276 S.W. 926 | Tex. Crim. App. | 1925
The appellant was indicted, tried and convicted in the district court of Cass County for manufacturing liquor and his punishment assessed at one year's confinement in the penitentiary.
The appellant in this case admitted upon the stand, that he manufactured the whiskey in question, but contended that it was for medicinal purposes.
Complaint is made by the appellant to the action of the court in giving charge to the jury at the request of the State a special charge to the effect that the burden of proof was upon the defendant to show that he was manufacturing the whiskey in question for medicinal purposes.
This charge alone might be subject to said complaint, for failing to instruct the jury that if they believed appellant was manufacturing the liquor for medicinal purposes or if they had a reasonable doubt thereof to acquit. In the court's general charge and a special charge given at the request of appellant, the court did so instruct the jury, and we think thereby overcame the criticism made. Clevenger v. State,
Appellant complains of the action of the court in permitting the State to prove by the witness Allbright that he, appellant, was drinking and slightly intoxicated at the time the officers came upon them at the still in question. We see no error in the admission of this testimony. The appellant admitted on the stand that he made the whiskey and that he had drunk a great deal of whiskey and had been under the influence of it, all without objection and besides, the testimony was res gestae of the transaction.
By bill of exceptions No. 4, complaint is lodged against the action of the court in permitting the district attorney to ask the defendant on cross-examination relative to Dr. Jackson's liking to take a drink. This bill was in question and answer form, and in violation of Article 846, C. C. P., and we are not authorized to consider same.

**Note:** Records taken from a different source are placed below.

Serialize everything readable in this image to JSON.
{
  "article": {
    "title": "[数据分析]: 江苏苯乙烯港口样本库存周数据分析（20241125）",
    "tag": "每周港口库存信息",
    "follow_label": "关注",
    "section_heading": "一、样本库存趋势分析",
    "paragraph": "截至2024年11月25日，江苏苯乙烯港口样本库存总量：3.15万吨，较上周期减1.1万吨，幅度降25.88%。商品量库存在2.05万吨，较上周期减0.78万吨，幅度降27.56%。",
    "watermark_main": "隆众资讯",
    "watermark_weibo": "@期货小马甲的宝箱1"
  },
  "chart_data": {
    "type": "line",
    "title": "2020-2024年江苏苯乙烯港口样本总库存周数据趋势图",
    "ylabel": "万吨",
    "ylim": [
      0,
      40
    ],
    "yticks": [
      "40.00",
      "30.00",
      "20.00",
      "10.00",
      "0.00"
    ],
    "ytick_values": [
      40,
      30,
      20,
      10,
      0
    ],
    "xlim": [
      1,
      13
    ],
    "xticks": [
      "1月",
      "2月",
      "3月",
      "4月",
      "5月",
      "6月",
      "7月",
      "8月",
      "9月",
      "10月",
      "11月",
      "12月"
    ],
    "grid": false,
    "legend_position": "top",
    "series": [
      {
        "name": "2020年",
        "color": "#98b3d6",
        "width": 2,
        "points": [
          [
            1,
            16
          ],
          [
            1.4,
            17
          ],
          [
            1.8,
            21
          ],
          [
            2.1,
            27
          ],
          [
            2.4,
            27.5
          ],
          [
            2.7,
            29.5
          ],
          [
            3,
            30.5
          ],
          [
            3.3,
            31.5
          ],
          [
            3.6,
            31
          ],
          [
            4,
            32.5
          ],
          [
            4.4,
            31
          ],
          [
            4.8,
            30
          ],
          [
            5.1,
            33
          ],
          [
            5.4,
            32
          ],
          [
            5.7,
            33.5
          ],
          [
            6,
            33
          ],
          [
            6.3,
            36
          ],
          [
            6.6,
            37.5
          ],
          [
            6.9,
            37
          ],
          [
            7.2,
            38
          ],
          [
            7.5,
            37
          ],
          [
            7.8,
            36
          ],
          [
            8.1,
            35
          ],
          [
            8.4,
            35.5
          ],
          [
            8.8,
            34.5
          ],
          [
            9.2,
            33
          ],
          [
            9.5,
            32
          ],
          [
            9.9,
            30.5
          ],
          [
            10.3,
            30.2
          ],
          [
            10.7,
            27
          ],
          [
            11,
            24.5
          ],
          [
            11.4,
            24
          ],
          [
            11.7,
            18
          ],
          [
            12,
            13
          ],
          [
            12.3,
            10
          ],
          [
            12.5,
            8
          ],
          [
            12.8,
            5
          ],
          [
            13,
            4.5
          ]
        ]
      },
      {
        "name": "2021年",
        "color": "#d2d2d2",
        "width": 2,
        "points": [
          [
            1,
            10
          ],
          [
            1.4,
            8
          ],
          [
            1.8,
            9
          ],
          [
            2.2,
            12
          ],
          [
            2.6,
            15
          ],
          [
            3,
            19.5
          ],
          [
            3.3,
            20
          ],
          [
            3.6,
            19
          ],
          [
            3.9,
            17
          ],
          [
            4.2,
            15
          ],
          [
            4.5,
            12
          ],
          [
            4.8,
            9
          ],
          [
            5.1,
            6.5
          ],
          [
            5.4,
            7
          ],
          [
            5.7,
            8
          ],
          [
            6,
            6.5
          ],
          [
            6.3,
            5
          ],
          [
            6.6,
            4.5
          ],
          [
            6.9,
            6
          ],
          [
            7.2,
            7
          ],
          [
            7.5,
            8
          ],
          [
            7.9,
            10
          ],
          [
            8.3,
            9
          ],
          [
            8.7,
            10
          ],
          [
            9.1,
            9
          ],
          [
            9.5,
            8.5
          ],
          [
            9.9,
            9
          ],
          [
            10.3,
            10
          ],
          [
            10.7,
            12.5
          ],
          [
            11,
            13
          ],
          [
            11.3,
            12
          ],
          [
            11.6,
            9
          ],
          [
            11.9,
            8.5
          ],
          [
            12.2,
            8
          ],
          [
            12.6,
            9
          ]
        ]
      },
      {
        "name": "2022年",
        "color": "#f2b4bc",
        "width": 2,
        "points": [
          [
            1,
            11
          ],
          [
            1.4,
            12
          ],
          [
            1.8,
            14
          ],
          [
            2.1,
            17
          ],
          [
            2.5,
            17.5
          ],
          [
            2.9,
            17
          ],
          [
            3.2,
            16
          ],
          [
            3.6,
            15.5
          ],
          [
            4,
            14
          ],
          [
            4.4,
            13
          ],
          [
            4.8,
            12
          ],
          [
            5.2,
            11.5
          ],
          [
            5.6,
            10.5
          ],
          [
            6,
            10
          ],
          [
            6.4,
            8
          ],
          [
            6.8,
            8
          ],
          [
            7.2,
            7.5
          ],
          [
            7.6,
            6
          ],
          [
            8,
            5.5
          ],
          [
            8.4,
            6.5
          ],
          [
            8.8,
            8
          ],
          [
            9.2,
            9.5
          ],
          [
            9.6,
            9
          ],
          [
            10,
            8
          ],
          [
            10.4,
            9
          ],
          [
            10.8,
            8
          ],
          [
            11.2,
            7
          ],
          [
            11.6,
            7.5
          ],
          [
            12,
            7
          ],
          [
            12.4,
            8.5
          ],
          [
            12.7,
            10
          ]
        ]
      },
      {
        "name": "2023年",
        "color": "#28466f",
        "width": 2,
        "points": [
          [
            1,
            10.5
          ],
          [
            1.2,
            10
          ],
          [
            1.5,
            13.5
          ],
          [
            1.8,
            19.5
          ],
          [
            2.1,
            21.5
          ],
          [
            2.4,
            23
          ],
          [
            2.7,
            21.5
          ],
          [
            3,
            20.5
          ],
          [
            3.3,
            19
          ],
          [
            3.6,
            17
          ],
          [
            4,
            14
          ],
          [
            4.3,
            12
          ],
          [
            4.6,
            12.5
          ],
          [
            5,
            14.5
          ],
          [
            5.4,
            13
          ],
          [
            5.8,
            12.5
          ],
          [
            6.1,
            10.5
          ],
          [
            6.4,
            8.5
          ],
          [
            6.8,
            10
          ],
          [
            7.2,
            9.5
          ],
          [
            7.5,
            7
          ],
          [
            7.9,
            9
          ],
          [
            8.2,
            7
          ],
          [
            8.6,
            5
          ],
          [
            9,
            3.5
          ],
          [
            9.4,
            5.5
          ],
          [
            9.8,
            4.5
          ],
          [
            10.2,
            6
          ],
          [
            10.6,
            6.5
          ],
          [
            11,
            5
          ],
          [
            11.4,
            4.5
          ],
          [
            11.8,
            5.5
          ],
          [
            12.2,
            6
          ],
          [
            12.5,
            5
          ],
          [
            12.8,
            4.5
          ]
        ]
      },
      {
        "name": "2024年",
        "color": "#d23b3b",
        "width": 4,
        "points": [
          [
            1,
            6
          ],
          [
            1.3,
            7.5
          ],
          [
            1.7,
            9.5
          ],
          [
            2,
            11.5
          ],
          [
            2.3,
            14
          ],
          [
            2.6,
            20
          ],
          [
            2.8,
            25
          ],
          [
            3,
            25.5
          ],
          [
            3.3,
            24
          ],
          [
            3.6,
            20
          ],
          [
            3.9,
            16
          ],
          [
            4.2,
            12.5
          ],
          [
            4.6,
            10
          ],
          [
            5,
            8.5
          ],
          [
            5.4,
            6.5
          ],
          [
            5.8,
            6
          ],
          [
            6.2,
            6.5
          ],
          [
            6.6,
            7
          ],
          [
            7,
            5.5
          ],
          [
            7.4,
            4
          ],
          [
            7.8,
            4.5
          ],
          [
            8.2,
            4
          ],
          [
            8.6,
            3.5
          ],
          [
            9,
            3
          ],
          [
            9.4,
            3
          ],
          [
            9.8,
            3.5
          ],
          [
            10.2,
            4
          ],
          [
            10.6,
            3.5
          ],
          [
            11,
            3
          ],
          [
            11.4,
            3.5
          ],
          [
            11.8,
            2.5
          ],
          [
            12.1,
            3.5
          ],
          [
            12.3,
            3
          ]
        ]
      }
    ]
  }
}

Bill of exceptions No. 5, is also in question and answer form and what has been said with reference to bill No. 4, applies to this bill. This court has repeatedly held under said article supra, and many decisions, that it cannot and will not consider bills of exception in question and answer form. *619
By bill of exceptions No. 7, appellant complains of the action of the court in permitting the State's witness, Curtwright, to testify that the defendant as soon as he was arrested at the place where they were making the whiskey stated, "Boys, you have caught me with my pants down and that he had played hell or something of that kind." Such statements have been held by this court many times to be admissible as a part of the res gestae under the same or similar circumstances. Rayburn v. State,
If same are not res gestae statements, it will be harmless error in this instance because the appellant admitted on the stand that he was making the whiskey in question.
In bill of exception No. 6, the appellant complains of the action of the court in permitting the State to prove by its witness, Curtwright, that he, defendant, when arrested did not say anything about for what purpose the whiskey was being made. This presents the only serious question in this case for our consideration revealed by the record.
In the case of Rippley v. State, 58 Tex.Crim. Rep., Judge Dividson held that it was reversible error for the State to prove that the defendant remained silent after his arrest, citing Simmons v. State, 50 Tex.Crim. Rep., and reaffirming this doctrine in the case of Thompson v. State,
We believe the action of the trial court in permitting the State to introduce evidence as to the defendant's silence was error, which requires the reversal of this case.
For the error above mentioned, the judgment of the trial court is reversed and remanded.
Reversed and remanded.
The foregoing opinion of the Commission of Appeals has been examined by the Judges of the Court of Criminal Appeals and approved by the Court.